AUGUSTA, Maine — The state will fund operations of the Dolby landfill, possibly ending a dispute between Gov. Paul LePage and Millinocket town officials, if state legislators can find the money to run it in next year’s state government budget, officials said Monday.
The Senate voted to pass LD 1683 on Monday with the caveat that Appropriations Committee members first find the $250,000 that landfill operations required in next year’s state government budget, said the bill’s co-sponsor, Sen. Doug Thomas, R-Ripley.
Thomas, who co-sponsored the bill with Rep. Herb Clark, D-Millinocket, said finding the money would likely require support from the LePage administration, which has publicly feuded with Millinocket leaders over funding for the landfill.
“My guess is that somebody from the administration will have to come down and tell Appropriations that this is necessary,” Thomas said Monday. “It is probably going to need more support from someone.”
LePage spokeswoman Adrienne Bennett said she didn’t want to predict the governor’s actions.
“The Legislature has lots of ideas, but the money needs to be found before it [the bill] goes to the governor’s desk,” Bennett said Monday.
The House passed the bill on Thursday. The bill would probably be among the last things the committee would consider, Thomas said.
Among the options LePage is considering is to have a private firm run the landfill, which takes waste from the East Millinocket paper mill. A state request for proposals went out Saturday, Thomas said.
Two businesses have expressed interest in operating the Dolby already, Thomas said. A private firm’s assuming operational costs for the Dolby would likely relieve all parties of the landfill’s operational costs, he said.
“It’s getting tougher and tougher to find landfill space in Maine. I would be awfully surprised if this wasn’t something that someone wanted to operate,” Thomas said.
LePage “is a businessman and he will make the best business decision for the state of Maine,” Bennett said. “We will consider all viable options. We will assess as we go.”
The LePage-Millinocket dispute, which has given rise to accusations of bullying, lying and lawbreaking, seems to have arisen over the nature of an agreement among two Katahdin region towns and the state.
East Millinocket and Millinocket agreed to provide $50,000 in funding or in-kind services for landfill operations, with state government contributing $150,000, but Millinocket and state leaders disagreed about the duration of the partnership. Millinocket leaders maintain that the $50,000 payment was a one-shot deal; LePage said it would be an annual payment.
Bennett announced on March 7 that because Millinocket leaders had failed to keep their word, LePage was withholding from Millinocket about $216,000 of $720,000 in Sudden and Severe Impact funds due the town. That is state money given to municipalities that suffer severe tax valuation losses, such as those caused by the devaluation of the two towns’ paper mills.

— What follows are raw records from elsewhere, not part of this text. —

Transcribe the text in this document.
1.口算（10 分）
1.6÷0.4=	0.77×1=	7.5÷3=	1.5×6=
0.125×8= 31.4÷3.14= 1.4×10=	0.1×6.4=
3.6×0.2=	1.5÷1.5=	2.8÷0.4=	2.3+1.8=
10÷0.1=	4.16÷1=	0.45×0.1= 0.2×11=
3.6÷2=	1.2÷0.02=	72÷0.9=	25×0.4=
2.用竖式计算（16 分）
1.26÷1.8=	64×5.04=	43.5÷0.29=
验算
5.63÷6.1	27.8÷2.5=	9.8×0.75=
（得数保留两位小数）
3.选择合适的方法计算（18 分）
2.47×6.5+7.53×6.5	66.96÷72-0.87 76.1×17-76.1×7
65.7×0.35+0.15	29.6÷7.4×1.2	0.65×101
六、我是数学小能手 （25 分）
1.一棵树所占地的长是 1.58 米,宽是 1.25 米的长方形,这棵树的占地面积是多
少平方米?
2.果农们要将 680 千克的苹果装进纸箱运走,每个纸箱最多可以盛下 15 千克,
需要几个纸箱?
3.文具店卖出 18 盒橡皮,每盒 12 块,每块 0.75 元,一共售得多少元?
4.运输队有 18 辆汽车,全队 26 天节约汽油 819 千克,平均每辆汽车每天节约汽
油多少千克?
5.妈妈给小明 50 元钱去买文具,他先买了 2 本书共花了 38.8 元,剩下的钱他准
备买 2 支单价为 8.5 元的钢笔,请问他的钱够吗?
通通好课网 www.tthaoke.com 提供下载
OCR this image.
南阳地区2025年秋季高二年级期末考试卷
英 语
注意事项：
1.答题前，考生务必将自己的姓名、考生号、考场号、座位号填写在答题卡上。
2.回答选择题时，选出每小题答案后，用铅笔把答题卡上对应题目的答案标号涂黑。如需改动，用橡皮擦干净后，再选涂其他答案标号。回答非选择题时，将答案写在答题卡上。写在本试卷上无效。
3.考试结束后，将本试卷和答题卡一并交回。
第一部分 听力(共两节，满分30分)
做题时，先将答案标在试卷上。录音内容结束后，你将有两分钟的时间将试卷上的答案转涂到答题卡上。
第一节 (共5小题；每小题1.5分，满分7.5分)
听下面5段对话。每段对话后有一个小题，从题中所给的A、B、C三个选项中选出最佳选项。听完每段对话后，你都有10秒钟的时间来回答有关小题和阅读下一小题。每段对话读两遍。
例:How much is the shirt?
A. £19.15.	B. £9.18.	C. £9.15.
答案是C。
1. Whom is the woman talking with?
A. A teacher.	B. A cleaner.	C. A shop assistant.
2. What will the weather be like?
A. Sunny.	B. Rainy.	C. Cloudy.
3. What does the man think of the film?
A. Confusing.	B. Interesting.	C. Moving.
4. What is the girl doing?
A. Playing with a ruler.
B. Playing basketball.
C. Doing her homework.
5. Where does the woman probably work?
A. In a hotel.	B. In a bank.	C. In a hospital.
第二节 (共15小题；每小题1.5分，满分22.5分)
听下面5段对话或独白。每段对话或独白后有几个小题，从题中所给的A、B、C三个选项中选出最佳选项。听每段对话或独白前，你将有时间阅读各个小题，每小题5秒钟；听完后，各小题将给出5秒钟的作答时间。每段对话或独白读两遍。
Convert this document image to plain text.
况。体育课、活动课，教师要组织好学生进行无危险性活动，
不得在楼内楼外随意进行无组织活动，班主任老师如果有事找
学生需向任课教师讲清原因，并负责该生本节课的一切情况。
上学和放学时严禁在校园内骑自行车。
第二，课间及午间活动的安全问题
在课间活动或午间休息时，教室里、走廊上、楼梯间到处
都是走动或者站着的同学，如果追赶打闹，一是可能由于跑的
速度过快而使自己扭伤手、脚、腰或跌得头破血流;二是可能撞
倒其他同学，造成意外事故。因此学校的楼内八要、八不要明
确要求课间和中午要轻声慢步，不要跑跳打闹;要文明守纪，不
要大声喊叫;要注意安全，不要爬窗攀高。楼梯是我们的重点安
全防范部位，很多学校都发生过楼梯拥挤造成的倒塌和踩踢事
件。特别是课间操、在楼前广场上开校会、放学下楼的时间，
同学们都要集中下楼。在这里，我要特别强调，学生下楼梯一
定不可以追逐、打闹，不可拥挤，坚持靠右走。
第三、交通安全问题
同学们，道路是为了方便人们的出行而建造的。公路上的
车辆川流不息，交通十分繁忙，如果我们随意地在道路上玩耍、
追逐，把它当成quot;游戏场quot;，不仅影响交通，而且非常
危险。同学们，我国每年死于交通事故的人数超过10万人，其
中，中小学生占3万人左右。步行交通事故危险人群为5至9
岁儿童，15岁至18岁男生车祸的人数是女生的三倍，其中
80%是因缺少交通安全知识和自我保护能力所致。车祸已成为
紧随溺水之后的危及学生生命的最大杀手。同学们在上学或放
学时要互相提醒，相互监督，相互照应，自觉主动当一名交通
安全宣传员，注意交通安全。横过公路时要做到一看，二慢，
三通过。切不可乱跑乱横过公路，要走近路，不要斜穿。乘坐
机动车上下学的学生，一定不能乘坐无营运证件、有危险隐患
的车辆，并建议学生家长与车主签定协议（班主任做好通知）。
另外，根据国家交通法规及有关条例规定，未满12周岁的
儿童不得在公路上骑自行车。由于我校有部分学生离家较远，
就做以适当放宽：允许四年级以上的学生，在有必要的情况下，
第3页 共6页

The devaluation and the state assumption of ownership of the landfill last spring were key elements in the state-engineered sale of the two mills and the restart of the East Millinocket mill in October. The restart restored 216 jobs to the region.
A heated conversation between LePage and Millinocket Town Manager Eugene Conlogue on March 6, Bennett’s announcement on March 7, and the March 8 receipt of a certified check for $504,000 — with what Conlogue called LePage’s threat to “use it or lose it” — prompted town leaders to call the governor a bully who had lied about the Dolby deal.
They said LePage’s actions were illegal and that the landfill and tax relief funds were separate issues. They pledged to meet March 22 to consider whether to sue the state for the money. Clark has also asked Maine Attorney General William Schneider to rule on the legality of LePage’s withholding of the $216,000.
Conlogue was pleased Monday with the Senate’s actions. He said Millinocket’s Town Council will meet Thursday to decide whether to retract a tentative vote on Dec. 20 to pay the $50,000 and whether to appoint an attorney to represent the town in a lawsuit the town would file against the state seeking the $216,000.
That same day, a bill Clark is preparing that would grant Millinocket the Legislature’s approval to pursue a lawsuit will be reviewed by legislative council. If Clark’s bill passes that review, it will be referred to a legislative committee, Conlogue said.
Thomas hoped LePage’s administration would support LD 1683.
“We have done our part and we will leave it up to others,” Thomas said. “This option is now on the table, and I think that’s our job. We’ve given them an option.